Setup a new HDFS connection

“Hadoop connection” can mean two things

  • Let DSS notice that there is a Hadoop cluster to which it can connect and run queries. For this, see Setting up Hadoop integration.
  • Once DSS is aware of Hadoop, configure one or many connections, to read and write datasets. This is akin to the FTP, SSH or filesystem connections. This is what we talk about here.

To setup a new connection to HDFS, go to Administration → Connections → New connection → HDFS.

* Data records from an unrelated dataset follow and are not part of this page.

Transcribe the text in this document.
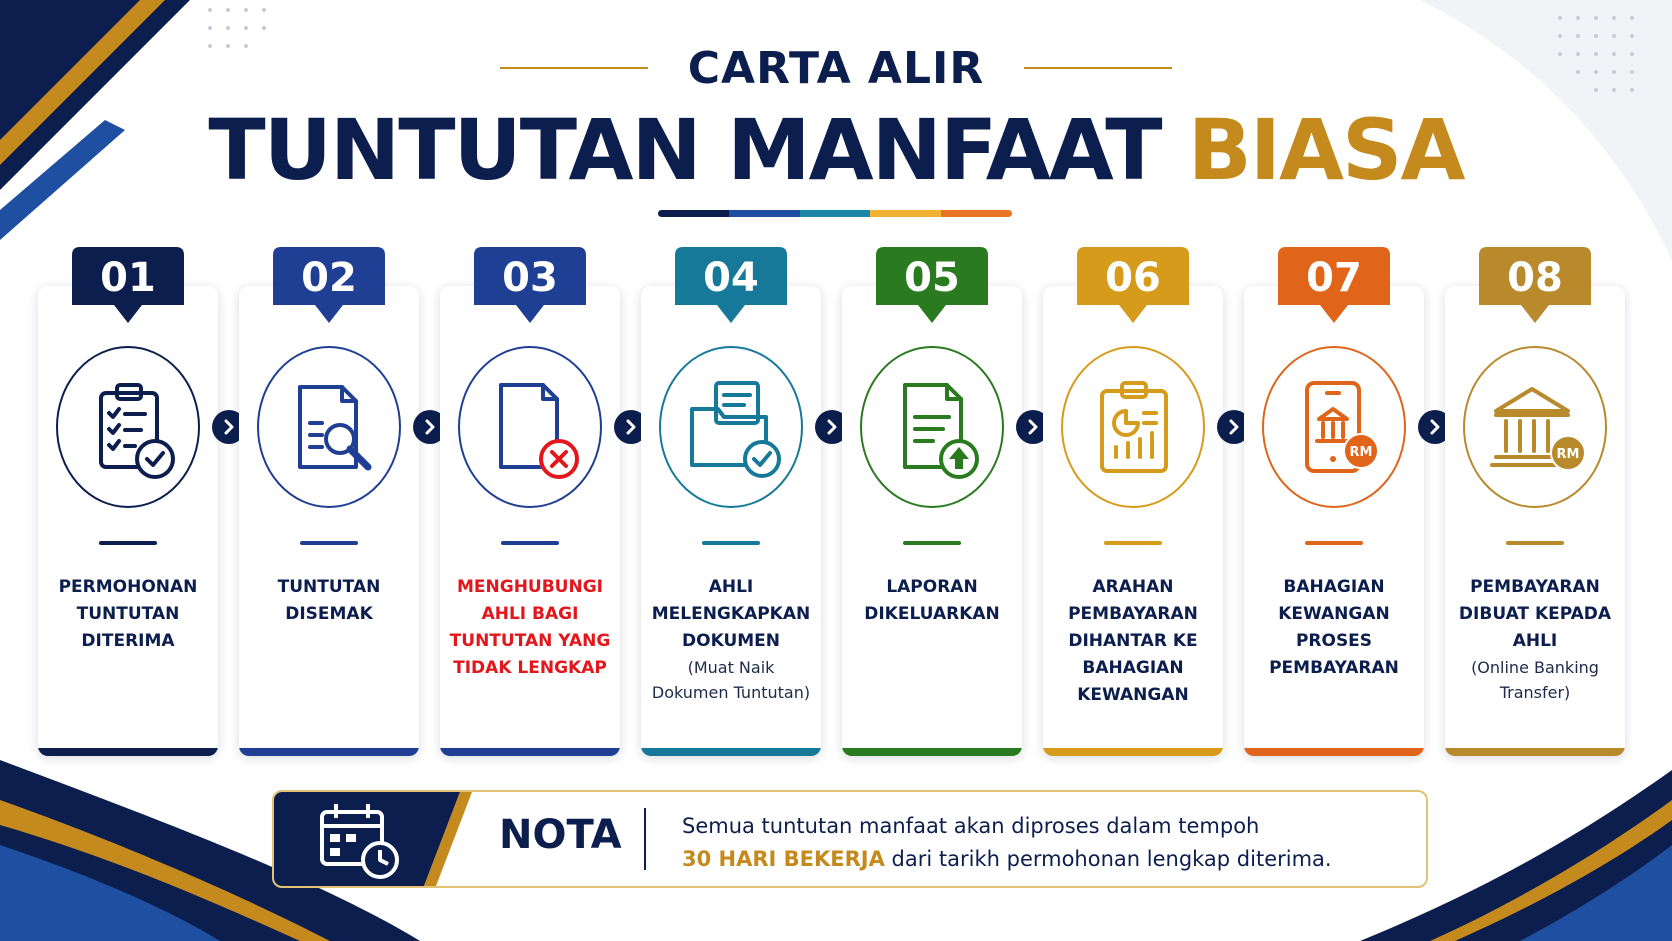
CARTA ALIR
TUNTUTAN MANFAAT BIASA
01
PERMOHONAN
TUNTUTAN
DITERIMA
02
TUNTUTAN
DISEMAK
03
MENGHUBUNGI
AHLI BAGI
TUNTUTAN YANG
TIDAK LENGKAP
04
AHLI
MELENGKAPKAN
DOKUMEN
(Muat Naik
Dokumen Tuntutan)
05
LAPORAN
DIKELUARKAN
06
ARAHAN
PEMBAYARAN
DIHANTAR KE
BAHAGIAN
KEWANGAN
07
RM
BAHAGIAN
KEWANGAN
PROSES
PEMBAYARAN
08
RM
PEMBAYARAN
DIBUAT KEPADA
AHLI
(Online Banking
Transfer)
NOTA	Semua tuntutan manfaat akan diproses dalam tempoh
30 HARI BEKERJA dari tarikh permohonan lengkap diterima.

We suggest to have two connections to HDFS:

  • A read-only connection to all data:

    • root: /           (This is a path on HDFS, the Hadoop file system.)
    • Hive database name: dataiku
    • allow write, allow managed datasets: unchecked
    • max nb of activites: 0
    • name: hdfs_root
  • A read-write connection, to allow DSS to create and store managed datasets:

    • root: /user/dataiku/dss_managed_datasets
    • allow write, allow managed datasets: checked
    • Hive database name, max nb of activites: same as above
    • name: hdfs_managed

When “Hive database name” is configured, DSS declares its HDFS datasets in the Hive metastore, in this database namespace. This allows you to refer to DSS datasets in external Hive programs, or in Hive notebooks within DSS.